Move on! There's nothing to see here, but we must insist you go away because, between you and me, there is something to see here
In northern Wisconsin, where environmentalists and native tribes are doing political and legal battle with Walkerite Republicans who have deregulated the state's mining review laws, an odd juxtaposition occurred this week. Gogebic Taconite, a Florida firm, is planning to dig a ginormous open-pit iron ore mine miles long and a thousand feet deep in the Lake Superior watershed, slashing through absolutely stunning forests dotting the Penokee Hills in Iron County.
Now here's the juxtaposition:
First, we have the privately owned woodlands the mine would replace. Those woodlands are open to the public thanks to a Wisconsin law that cuts the owner's property taxes drastically in exchange for allowing taxpayers to hike through, which is exactly what citizens are doing in droves as they inspect what the mining company is up to, and this placid, lovely place of nature the firm intends to destroy.
Evidently, such traipsing about the controversial mine site can't be allowed by the elites, so state legislators are pledging to pass a law preventing the public from going on the property -- tax breaks perhaps even to be retained. [The current law would allow the mining company to seal its property from public use right now, but the firm would have to repay all its property tax breaks. Not good enough for bizmo-freaks, apparently.]
The excuse for these draconian measures is that a handful of protesters on one occasion allegedly vandalized mining company equipment. A single protester was arrested and charged, so of course now all protesters and indeed anyone who lawfully hikes through the mine property -- however peaceful and lawful they may act -- are now, in county and state government view, regarded pretty much as potential terrorists. Can you say "red herring," boys and girls?
Which, in turn, explains why Gogebic felt the need to bring in camouflaged, military-style security troops with assault rifles to guard the place, until it was learned the private security firm had no license to operate in Wisconsin.
But the situation has become even more absurd. A lot more absurd.
Across a highway from the forest where the mine would be dug, protesters and other mine observers a couple weeks back set up a camp on county-owned forest land. The camp was organized by the Lac Courte Oreilles band of Lake Superior Chippewa, whose reservation lies downstream from the proposed mine and who are naturally concerned that their wild rice fields and, oh, right, their entire way of life are endangered by the project.
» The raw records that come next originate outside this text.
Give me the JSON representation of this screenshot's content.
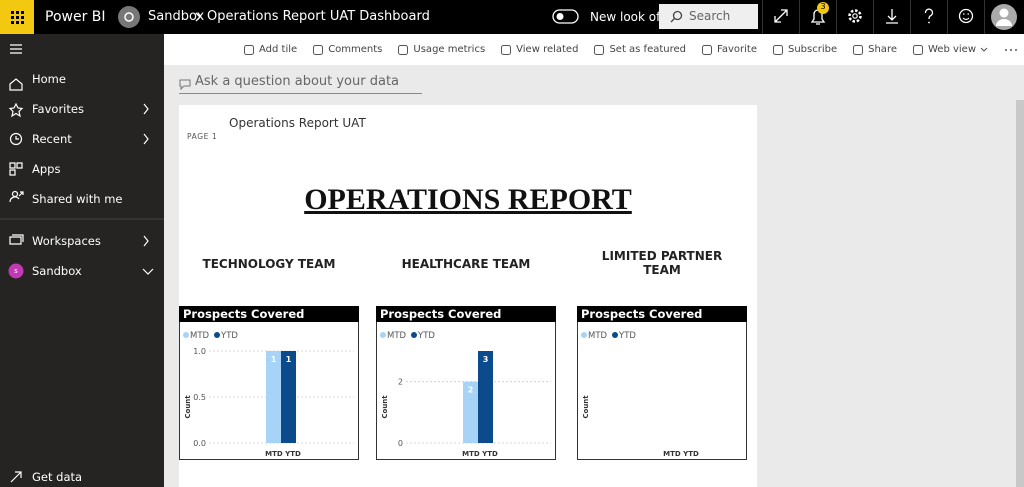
{
  "topbar": {
    "brand": "Power BI",
    "workspace": "Sandbox",
    "dashboard": "Operations Report UAT Dashboard",
    "toggle_label": "New look off",
    "search_placeholder": "Search",
    "notification_count": 3
  },
  "sidebar": {
    "items": [
      "Home",
      "Favorites",
      "Recent",
      "Apps",
      "Shared with me",
      "Workspaces",
      "Sandbox"
    ],
    "sandbox_initial": "s",
    "footer": "Get data"
  },
  "toolbar": [
    "Add tile",
    "Comments",
    "Usage metrics",
    "View related",
    "Set as featured",
    "Favorite",
    "Subscribe",
    "Share",
    "Web view"
  ],
  "qa_placeholder": "Ask a question about your data",
  "tile": {
    "title": "Operations Report UAT",
    "page_label": "PAGE 1",
    "report_title": "OPERATIONS REPORT",
    "teams": [
      {
        "name": "TECHNOLOGY TEAM",
        "chart": {
          "type": "bar",
          "title": "Prospects Covered",
          "x_label": "MTD YTD",
          "y_label": "Count",
          "categories": [
            null
          ],
          "series": [
            {
              "name": "MTD",
              "color": "#a7d3f7",
              "values": [
                1
              ]
            },
            {
              "name": "YTD",
              "color": "#0b4a8b",
              "values": [
                1
              ]
            }
          ],
          "ylim": [
            0,
            1
          ],
          "yticks": [
            {
              "value": 0,
              "label": "0.0"
            },
            {
              "value": 0.5,
              "label": "0.5"
            },
            {
              "value": 1,
              "label": "1.0"
            }
          ],
          "grid": true
        }
      },
      {
        "name": "HEALTHCARE TEAM",
        "chart": {
          "type": "bar",
          "title": "Prospects Covered",
          "x_label": "MTD YTD",
          "y_label": "Count",
          "categories": [
            null
          ],
          "series": [
            {
              "name": "MTD",
              "color": "#a7d3f7",
              "values": [
                2
              ]
            },
            {
              "name": "YTD",
              "color": "#0b4a8b",
              "values": [
                3
              ]
            }
          ],
          "ylim": [
            0,
            3
          ],
          "yticks": [
            0,
            2
          ],
          "grid": true
        }
      },
      {
        "name": "LIMITED PARTNER TEAM",
        "chart": {
          "type": "bar",
          "title": "Prospects Covered",
          "x_label": "MTD YTD",
          "y_label": "Count",
          "categories": [
            null
          ],
          "series": [
            {
              "name": "MTD",
              "color": "#a7d3f7",
              "values": [
                null
              ]
            },
            {
              "name": "YTD",
              "color": "#0b4a8b",
              "values": [
                null
              ]
            }
          ],
          "grid": true
        }
      }
    ]
  }
}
Not to mention the threat to pristine Lake Superior itself. [Remember: This mine will in places be as deep as that very, very deep lake.]
Iron County's corporation counsel -- who evidently is only concerned about a small part of the forest that the county owns -- complains that the camp has exceeded a two-week limit for such gatherings. You see, all those camping humans tromping around might, in his officious mind destroy the beauty of the forest! However, nearby, an iron-ore mine that would turn square miles of forest into a dangerous, dead, deep pit, gashing the earth like a mini-Grand Canyon and leaving it barren and acidic forever? Apparently, not to worry! Because ... jobs!
And there you have it: Beautiful forests and hills, teeming with wildlife with camping sites and trails for all to use, versus: a moonscape. Let's go with the moonscape, why don't we?
As novelist Kurt Vonnegut surely would have said were he around to see this tragedy in the making: So it goes.